Joaquin tries to play Clay sympathetically, but he remains in essence the kind of guy who sleeps with his best friend's wife, burns his best friend's body, throws away his lover's corpse like a piece of garbage, & withholds information about a serial killer so that more lives are put at risk. He's just a bad ignorant man, & the serial killer seems to know that, but nobody else does, not even (it seems) Matthew Healy, the fellow who wrote this messy script.

There's not anything particularly believable about the plot & no way the town cops or the intruding FBI would really think Clay was a serial killer of long standing, as there'd be no evidence of him being in the many places Vince Vaughn's character has been. So there's not much actual tension or suspense for Clay's dilemma, & as comedy it equally falls flat. The whole show relies on Clay being too damned stupid to do something sensible, as even one ounce of common sense would've resolved everything & turned the film into a short subject.

It's never in doubt that he'll get out of trouble in the end, a fact that is more annoying than a relief of tension; though if he had experienced injustice, that wouldn't've been satisfying either. The problem with this film is Clay is just such a worthless putz that he fails as a central character. Nothing that happens to him good or bad is of any concern. So while nobody is apt to want injustice for him, it also doesn't matter if he's cleared, given that his fate is of no earthly interest.

Vince Vaughn plays a so-so psycho but the performance is uneven.
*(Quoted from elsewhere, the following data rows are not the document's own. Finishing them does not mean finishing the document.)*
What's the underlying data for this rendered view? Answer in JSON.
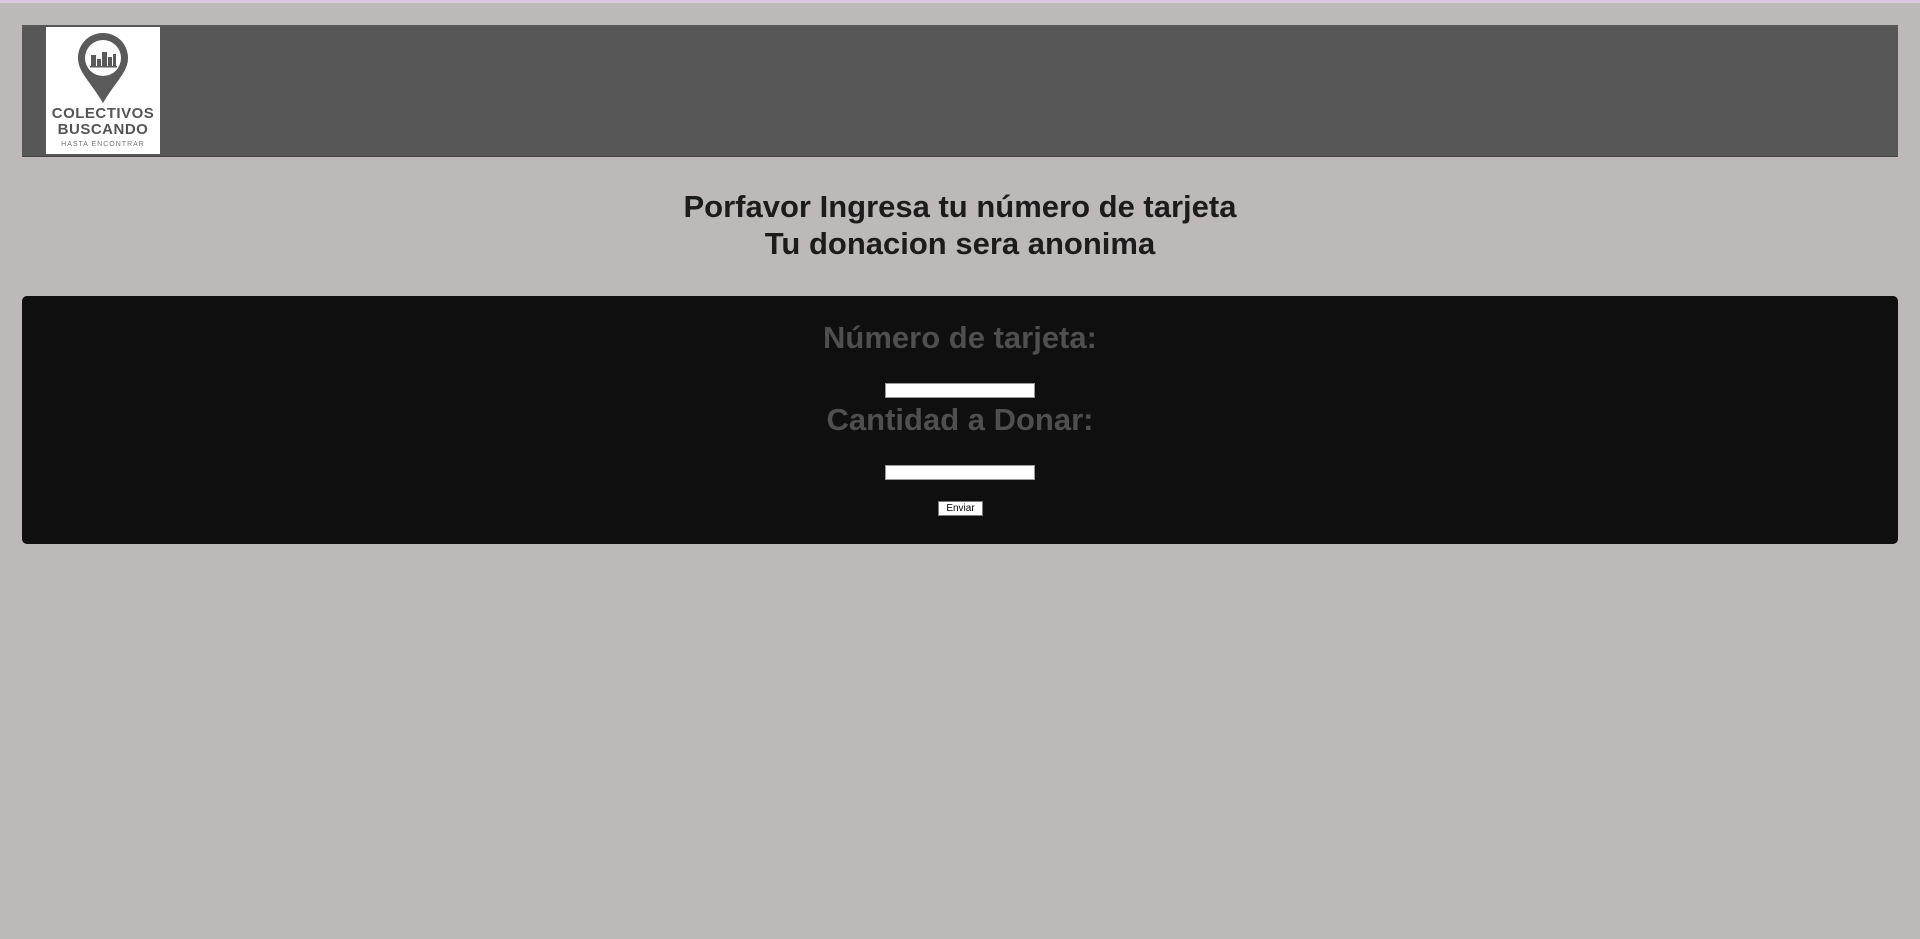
{
  "brand": {
    "logo_line1": "COLECTIVOS",
    "logo_line2": "BUSCANDO",
    "logo_tagline": "HASTA ENCONTRAR",
    "logo_icon": "map-pin-city-icon",
    "header_color": "#575757"
  },
  "heading": {
    "line1": "Porfavor Ingresa tu número de tarjeta",
    "line2": "Tu donacion sera anonima"
  },
  "form": {
    "card_label": "Número de tarjeta:",
    "card_value": "",
    "amount_label": "Cantidad a Donar:",
    "amount_value": "",
    "submit_label": "Enviar",
    "panel_color": "#0f0f0f",
    "background_color": "#bdb9b8"
  }
}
It isn't easy to make a black comedy psychopath genuinely funny while joyously stabbing women. Indeed nearly everything in the film that's supposed to be funny isn't very, though a deputy being named Barney (Vince Vieluf) provides the whole film (& the trailer advertising it) with one good laugh. Vince Vaughn's psycho brings more life to the story than Joaquin ever drums up, because psychopaths are pretty extreme characters to play, but that fact that it's all ultimately a joke doesn't play well, & Vaughn has never been the sort of actor who can save bad material.
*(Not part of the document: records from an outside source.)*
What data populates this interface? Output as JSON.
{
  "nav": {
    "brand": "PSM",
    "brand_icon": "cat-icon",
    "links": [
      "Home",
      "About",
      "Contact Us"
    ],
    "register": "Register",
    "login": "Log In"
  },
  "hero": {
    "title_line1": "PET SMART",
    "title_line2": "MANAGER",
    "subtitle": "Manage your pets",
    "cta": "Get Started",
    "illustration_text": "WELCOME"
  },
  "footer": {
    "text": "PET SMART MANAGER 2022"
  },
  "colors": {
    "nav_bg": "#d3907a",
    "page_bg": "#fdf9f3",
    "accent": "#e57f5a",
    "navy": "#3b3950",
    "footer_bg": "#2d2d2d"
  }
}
Two character performances do stand out for their capacity to save bad material. Foremost is Janeane Garofalo turning in a spectacular performance worthy of Frances McDormand in Fargo (1996). She can give a line like "Your deputy is named Barney?" a lot of droll power that is not inherent to the writing. She's the FBI agent who has been pursuing the serial killer from place to place for some while, so will of course know very quickly Clay isn't him. She is dogged & cool, aloof & snotty, & conveys sufficient confidence that her character helps rob the story of tension over the fate of Clay. We never for a moment fret that she may come to the wrong conclusion.

It was rather startling to see how great Janeane can be, as to provide good acting from such an impoverished script is exactly the level of skill missing from Joaquin Phoenix & Vincent Vaughn's failed struggle to do likewise.

The second excellent character performance was the fatherly Sheriff, played by Scott Wilson with an edge of sweetness to his authority. He likewise is never convinced Clay is bad, so also contributes to the lack of suspense in this alleged suspense comedy. Wilson is so convincing as a small town lawman who cares about people. The "twist" ending (which is no twist at all, but it is at least an ending) involves his character in a way that was quite satisfying, & sometimes a good ending to a bad film is enough to make it worth watching, if only just.

There were only two successful moments in the film when the writing & directing mesh perfectly with the acting. The ending with Scott Wilson's chracter is one such scene. The other is when Garofalo's FBI character encounters the serial killer in the bar & only realizes who he was after he leaves -- that encounter & their conversation was so layered & nuanced & tense & funny it made me wonder if Robin Hood had come into the screenwriter's life that day & written that scene for him.

For these two sequences the whole film is just about worthwhile, plus for any viewer who might be stupid enough to mistake Clay for the worthwhile human being he's not, one might be left with the false impression of a pretty good movie. The sense of the film being a success hinges on the percentage of viewers who can relate to & care about the amoral village idiot, & I worry there are plenty out there just like him.